In the case of non-right triangles, this still holds true. Cut a parallelogram diagonally and you get two triangles (just like the square, except without 90 degree angles). The area of a parallelogram is b*h, just like the square's area. Therefore the triangle's area is still bh/2.

A right triangle is not always; "half of a square, cut down in a diagonal". This is only true for equilateral right triangles. All right triangles are; "half of a rectangle, cut on a diagonal".

 

[haruspex]

This triangle isn't right angled so that area formula should not hold.

Drop a perpendicular from the top of the triangle to the base, cutting it into two right triangles. Say this meets the base a distance c from the lower left corner.
The two right triangles have areas ch and (b-c)h. Add them up.

 

[robphy]

Imagine cutting your triangle into horizontal strips, as in your diagram.
Then slide each strip in the stack to make one side [approximately] vertical.
The base didn't change. The height didn't change. The area hasn't changed.
Refine your strips. Repeat.

 

[kuruman]

The formula works with scalene triangles too. Suppose you are looking for the area of the green triangle ABC. First find the area of the big right triangle ADB and subtract from it the area of the smaller blue right triangle CDB.
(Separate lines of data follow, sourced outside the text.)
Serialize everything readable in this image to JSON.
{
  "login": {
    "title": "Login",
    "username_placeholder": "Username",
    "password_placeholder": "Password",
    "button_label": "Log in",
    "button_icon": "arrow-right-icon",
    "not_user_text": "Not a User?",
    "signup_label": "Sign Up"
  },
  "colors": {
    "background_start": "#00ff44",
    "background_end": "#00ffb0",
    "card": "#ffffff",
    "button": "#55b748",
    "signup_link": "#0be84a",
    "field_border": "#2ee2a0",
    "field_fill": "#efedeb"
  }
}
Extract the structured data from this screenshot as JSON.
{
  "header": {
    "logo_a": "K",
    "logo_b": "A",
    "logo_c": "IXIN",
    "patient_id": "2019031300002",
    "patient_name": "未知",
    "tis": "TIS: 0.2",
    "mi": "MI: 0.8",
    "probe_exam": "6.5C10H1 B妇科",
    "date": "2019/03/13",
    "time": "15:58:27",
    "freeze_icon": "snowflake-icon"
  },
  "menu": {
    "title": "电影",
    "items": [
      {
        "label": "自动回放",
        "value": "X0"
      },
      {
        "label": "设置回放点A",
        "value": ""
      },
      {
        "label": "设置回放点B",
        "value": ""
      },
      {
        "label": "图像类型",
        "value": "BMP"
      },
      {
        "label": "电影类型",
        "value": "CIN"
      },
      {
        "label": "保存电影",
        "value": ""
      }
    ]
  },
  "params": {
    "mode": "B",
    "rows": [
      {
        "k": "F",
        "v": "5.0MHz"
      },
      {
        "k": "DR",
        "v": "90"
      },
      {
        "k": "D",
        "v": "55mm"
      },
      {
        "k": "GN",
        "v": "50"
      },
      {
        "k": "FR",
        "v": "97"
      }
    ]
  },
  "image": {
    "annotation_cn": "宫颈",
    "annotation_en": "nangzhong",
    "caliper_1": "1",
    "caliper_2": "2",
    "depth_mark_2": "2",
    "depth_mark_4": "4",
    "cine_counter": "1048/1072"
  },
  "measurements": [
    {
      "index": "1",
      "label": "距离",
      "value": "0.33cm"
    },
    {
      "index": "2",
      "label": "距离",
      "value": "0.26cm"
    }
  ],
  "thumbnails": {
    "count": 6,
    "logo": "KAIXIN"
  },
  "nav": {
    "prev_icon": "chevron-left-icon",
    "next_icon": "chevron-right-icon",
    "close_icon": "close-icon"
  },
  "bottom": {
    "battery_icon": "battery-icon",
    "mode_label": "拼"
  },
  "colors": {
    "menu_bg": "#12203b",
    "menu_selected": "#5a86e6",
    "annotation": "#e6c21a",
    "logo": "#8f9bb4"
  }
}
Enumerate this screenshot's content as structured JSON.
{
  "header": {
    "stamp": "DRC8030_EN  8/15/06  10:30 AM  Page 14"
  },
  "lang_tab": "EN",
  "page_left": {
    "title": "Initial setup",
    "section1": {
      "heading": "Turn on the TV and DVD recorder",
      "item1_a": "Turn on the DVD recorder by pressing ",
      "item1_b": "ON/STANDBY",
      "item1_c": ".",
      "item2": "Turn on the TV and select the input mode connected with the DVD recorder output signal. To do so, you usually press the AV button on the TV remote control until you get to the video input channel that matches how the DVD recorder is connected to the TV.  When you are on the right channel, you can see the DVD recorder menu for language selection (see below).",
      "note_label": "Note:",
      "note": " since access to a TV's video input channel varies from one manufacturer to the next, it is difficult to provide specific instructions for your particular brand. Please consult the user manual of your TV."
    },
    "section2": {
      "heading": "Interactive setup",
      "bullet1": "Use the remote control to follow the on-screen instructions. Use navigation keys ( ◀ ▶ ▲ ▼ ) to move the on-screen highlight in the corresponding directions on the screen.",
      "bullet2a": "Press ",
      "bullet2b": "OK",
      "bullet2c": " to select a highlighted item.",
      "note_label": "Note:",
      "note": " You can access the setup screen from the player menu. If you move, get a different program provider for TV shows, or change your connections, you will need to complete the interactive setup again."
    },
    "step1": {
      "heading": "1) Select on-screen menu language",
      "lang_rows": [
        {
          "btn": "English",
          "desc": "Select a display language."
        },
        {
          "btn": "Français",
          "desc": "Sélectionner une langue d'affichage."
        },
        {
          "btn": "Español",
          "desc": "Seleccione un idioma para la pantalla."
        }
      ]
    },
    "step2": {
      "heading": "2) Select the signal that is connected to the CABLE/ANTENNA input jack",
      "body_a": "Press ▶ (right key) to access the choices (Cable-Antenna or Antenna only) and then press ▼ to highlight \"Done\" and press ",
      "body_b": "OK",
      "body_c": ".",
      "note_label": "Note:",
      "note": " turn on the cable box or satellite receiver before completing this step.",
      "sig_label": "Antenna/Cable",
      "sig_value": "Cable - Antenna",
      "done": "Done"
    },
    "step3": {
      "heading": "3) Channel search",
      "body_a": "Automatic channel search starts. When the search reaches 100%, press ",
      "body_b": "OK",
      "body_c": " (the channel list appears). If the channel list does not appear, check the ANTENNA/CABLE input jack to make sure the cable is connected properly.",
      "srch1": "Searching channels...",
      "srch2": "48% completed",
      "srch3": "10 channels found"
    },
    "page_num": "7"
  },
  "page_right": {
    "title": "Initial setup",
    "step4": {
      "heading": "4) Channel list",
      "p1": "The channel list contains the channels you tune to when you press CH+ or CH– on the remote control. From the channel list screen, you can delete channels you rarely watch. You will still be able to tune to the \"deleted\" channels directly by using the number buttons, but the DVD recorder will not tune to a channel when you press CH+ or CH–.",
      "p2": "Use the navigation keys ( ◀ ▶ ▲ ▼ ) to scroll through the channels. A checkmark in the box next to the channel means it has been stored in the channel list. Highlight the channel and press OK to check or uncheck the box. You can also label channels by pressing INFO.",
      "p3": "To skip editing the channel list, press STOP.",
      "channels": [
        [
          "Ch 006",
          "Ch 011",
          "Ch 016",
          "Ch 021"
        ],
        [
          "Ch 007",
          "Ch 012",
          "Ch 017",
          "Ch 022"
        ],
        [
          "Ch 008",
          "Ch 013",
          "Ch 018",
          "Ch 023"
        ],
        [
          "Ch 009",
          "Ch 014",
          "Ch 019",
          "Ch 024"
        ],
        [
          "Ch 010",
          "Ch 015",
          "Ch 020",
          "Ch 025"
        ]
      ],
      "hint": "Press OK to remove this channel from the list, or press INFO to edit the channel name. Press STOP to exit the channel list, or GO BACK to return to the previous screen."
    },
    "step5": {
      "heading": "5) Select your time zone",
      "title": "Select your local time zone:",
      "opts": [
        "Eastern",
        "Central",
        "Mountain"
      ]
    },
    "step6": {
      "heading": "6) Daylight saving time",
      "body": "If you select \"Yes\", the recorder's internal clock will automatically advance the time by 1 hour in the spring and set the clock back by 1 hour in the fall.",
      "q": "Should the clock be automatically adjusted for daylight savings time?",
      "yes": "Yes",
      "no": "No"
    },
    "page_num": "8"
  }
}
$A_{\text{ADB}}=\frac{1}{2}(BD)\times(AC+CD)$
$A_{\text{CDB}}=\frac{1}{2}(BD)\times(CD)$
$A_{\text{ABC}}=\frac{1}{2}(BD)\times(AC+CD)-\frac{1}{2}(BD)\times(CD)=\frac{1}{2}(BD)\times(AC)=\frac{1}{2}(\text{height}\times\text{base}).$

 

[i_mt]

Drop a perpendicular from the top of the triangle to the base, cutting it into two right triangles. Say this meets the base a distance c from the lower left corner.
The two right triangles have areas ch and (b-c)h. Add them up.

For this geometric construction to work consistantly, obtuse triangles must be positioned such that the longest side, i.e. that side opposite the obtuse angle must form the base. With this qualification this is construction is correct.